Ana sayfa » Siyaset » CHP’Lİ TÜRELİ: “İŞSİZLİK FONU DUBLE YOLLAR İÇİN KULLANILDI, TÜRKİYE DE 3.5 MİLYON DEĞİL 9 MİLYON İŞSİZ VAR…”

CHP’Lİ TÜRELİ: “İŞSİZLİK FONU DUBLE YOLLAR İÇİN KULLANILDI, TÜRKİYE DE 3.5 MİLYON DEĞİL 9 MİLYON İŞSİZ VAR…”

Yazar: Erdinç Şahin
0 yorum

KUZEYEGEHABER-TBMM Plan ve Bütçe Komisyonu’nda İşsizlik Sigortası Kanunu ile Bazı Kanunlarda Değişiklik Yapılmasına Dair Kanun Teklifi görüşmeleri sırasında söz alan CHP İzmir Milletvekili, Plan ve Bütçe Komisyon Sözcüsü Rahmi Aşkın Türeli Kanun Teklifi ile ilgili “2024 yılının Plan Bütçe Komisyonunda ilk toplantısını yapıyoruz.
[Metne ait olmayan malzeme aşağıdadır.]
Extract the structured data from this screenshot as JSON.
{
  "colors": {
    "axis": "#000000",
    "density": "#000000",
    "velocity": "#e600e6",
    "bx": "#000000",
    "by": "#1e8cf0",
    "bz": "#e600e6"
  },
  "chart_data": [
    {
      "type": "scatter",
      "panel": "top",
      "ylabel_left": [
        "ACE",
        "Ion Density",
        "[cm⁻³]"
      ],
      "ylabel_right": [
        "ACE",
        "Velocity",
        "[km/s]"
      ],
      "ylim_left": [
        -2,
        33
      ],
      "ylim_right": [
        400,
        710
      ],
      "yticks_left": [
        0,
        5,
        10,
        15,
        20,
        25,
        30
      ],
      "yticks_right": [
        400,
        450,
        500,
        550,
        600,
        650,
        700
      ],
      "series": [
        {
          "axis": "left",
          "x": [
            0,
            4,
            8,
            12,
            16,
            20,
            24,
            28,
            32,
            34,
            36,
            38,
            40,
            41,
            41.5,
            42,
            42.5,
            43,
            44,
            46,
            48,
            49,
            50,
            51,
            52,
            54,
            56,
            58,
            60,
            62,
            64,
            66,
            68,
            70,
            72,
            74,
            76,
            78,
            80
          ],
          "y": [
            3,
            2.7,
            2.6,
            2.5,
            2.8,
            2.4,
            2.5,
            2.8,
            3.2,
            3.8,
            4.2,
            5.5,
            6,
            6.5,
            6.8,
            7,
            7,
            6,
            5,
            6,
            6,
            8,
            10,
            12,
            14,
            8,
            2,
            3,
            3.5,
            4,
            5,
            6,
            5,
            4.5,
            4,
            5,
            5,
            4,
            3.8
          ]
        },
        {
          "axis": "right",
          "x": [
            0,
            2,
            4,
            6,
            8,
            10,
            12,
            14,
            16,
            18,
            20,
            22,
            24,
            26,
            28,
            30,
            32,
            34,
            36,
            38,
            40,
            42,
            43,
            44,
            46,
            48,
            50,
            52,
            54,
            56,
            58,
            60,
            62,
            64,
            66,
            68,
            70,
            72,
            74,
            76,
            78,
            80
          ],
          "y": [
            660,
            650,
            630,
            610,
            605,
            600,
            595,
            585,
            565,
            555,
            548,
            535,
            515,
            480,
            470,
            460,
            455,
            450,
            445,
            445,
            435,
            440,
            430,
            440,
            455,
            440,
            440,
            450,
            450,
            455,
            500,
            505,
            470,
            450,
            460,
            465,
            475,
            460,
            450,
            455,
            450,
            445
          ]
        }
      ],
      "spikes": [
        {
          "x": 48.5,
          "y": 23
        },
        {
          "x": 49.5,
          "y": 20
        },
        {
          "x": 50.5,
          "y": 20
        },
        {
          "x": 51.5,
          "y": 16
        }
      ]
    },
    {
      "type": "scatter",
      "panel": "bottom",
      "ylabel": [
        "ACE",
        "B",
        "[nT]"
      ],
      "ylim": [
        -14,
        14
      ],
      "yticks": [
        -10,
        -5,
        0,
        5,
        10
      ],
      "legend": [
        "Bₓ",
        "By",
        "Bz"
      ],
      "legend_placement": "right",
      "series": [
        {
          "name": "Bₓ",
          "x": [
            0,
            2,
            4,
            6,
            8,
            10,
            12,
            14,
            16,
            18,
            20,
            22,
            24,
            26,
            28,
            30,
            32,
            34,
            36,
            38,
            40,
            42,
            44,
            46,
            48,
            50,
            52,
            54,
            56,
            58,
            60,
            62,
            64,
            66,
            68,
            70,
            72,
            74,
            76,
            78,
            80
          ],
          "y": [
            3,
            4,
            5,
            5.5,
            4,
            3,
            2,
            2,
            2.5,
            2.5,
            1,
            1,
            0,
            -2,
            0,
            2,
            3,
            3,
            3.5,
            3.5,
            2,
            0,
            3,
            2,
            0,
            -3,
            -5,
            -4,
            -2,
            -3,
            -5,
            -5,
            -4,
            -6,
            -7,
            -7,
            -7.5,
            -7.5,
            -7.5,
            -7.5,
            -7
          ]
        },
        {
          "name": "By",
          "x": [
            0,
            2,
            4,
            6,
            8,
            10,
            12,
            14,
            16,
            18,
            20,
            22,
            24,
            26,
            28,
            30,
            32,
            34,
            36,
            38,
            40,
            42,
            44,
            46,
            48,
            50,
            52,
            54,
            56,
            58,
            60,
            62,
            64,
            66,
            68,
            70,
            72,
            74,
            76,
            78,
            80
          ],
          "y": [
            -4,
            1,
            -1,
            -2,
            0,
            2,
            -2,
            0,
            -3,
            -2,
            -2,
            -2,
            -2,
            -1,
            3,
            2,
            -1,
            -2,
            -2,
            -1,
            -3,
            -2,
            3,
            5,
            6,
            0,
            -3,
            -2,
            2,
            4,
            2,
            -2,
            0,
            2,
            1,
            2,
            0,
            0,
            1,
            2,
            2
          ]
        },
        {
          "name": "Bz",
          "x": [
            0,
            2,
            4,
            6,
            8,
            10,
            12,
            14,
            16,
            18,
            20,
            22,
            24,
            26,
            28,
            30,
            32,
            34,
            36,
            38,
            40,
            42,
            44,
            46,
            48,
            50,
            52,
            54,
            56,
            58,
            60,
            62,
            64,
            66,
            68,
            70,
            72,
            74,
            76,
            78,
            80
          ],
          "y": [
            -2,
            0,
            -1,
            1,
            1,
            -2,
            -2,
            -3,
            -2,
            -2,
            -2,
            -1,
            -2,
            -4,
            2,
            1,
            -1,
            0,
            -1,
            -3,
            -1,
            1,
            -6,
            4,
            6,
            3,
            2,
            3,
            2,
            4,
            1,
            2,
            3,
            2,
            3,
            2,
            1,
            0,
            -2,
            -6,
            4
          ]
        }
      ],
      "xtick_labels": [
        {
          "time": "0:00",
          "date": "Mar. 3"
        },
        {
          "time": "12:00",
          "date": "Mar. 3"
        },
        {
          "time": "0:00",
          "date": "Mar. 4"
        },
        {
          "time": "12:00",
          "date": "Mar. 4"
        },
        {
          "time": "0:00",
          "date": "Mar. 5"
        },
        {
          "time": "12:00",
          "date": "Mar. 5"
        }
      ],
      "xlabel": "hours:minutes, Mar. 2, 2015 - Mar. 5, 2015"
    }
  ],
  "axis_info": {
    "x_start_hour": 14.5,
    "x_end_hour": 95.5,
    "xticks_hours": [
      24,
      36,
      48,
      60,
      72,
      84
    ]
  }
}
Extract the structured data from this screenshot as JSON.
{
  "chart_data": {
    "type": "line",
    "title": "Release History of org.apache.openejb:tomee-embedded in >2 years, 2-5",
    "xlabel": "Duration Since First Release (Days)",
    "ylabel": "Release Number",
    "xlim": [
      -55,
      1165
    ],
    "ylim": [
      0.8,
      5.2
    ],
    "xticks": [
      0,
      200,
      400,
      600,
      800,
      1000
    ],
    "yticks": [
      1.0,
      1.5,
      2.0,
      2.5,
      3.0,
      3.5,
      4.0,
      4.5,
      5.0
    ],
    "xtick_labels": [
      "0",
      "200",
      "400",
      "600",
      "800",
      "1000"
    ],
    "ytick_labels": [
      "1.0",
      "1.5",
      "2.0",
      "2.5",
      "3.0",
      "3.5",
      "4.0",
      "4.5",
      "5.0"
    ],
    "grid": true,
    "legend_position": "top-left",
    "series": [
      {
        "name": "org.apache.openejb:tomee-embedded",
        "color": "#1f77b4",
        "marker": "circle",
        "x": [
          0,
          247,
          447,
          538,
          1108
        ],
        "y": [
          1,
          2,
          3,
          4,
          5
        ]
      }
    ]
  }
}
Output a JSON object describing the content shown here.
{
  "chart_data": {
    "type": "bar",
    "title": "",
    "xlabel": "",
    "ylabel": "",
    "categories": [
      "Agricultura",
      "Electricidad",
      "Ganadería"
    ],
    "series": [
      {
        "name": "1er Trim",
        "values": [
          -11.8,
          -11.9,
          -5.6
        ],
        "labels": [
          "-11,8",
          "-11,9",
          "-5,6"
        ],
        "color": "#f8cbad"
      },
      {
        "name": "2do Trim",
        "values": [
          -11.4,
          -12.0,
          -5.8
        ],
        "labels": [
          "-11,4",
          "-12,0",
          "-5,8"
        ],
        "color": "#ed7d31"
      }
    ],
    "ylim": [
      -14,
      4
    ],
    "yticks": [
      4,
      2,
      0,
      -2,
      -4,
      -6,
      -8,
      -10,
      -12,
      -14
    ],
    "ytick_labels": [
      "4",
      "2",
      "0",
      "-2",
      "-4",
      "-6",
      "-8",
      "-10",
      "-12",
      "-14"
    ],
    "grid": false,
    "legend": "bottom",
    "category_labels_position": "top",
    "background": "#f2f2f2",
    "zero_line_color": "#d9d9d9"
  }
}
Yine bir torba yasa ile karşı karşıyayız. Birbiriyle ilişkisiz olan düzenlemeler yine burada önümüze geldi. Bunu her zaman söylüyoruz; buna karşı çıkmaya devam edeceğiz. Biz kanunların bir bütünlük içinde görüşülmesi gerektiğini düşünüyoruz. Bu, Parlamentonun nitelikli kanun yapması için olması gereken, olmazsa olmaz bir koşuldur. Hem burada bu torba kanun mantığında görüşülmesinin hem de sonrasında Genel Kurulda temel kanun olarak görüşülmesinin sıkıntılarına uzun zamandan beri değindik, değinmeye devam edeceğiz.” söyleminde bulundu.

Türkiye’nin en büyük problemlerinden biri işsizlik…

Konuşmasının devamında Türeli “Burada önümüze gelen düzenlemeler şunu gösteriyor: Türkiye’nin en büyük problemlerinden biri işsizlik problemi. Gerçekten bir ekonomik sistemin ulaşması gereken bir kısım amaçlar var; büyüme hızının artırılması, daha nitelikli eğitim, sağlık hizmetleri sağlanması, gelir dağılımının düzeltilmesi, bölgesel dengesizliklerin giderilmesi ve de en önemlilerinden biri istihdam sağlanması, istihdamın artırılması, işsizlik oranlarının düşürülmesi.”

Rakamlarla ilgili olarak da spekülasyon çok. TÜİK, aylar itibarıyla açıkladığı için mevsimsellikler var burada ama orada açıklamalardan şunu görüyoruz: Yüzde 9’luk bir işsizlik oranı var. Bu nasıl hesaplanıyor? Sonuçta, işsizlik oranı kendi başına hesaplanan bir şey değil; bir tarafta toplam iş gücü var, bir tarafta toplam istihdam, ikisini birbirinden çıkartıyorsunuz, işsiz sayısını buluyorsunuz, onu da toplam iş gücüne bölüp işsizlik oranını hesaplıyorsunuz yani aslında bir anlamda türev olarak hesaplanan bir şey. Fakat buradaki hep de söylediğimiz sıkıntı şu: Türkiye’nin iş gücüne katılım oranları OECD ülkeleriyle, Avrupa ülkeleriyle, AB ülkeleriyle kıyasladığımız zaman son derece düşük.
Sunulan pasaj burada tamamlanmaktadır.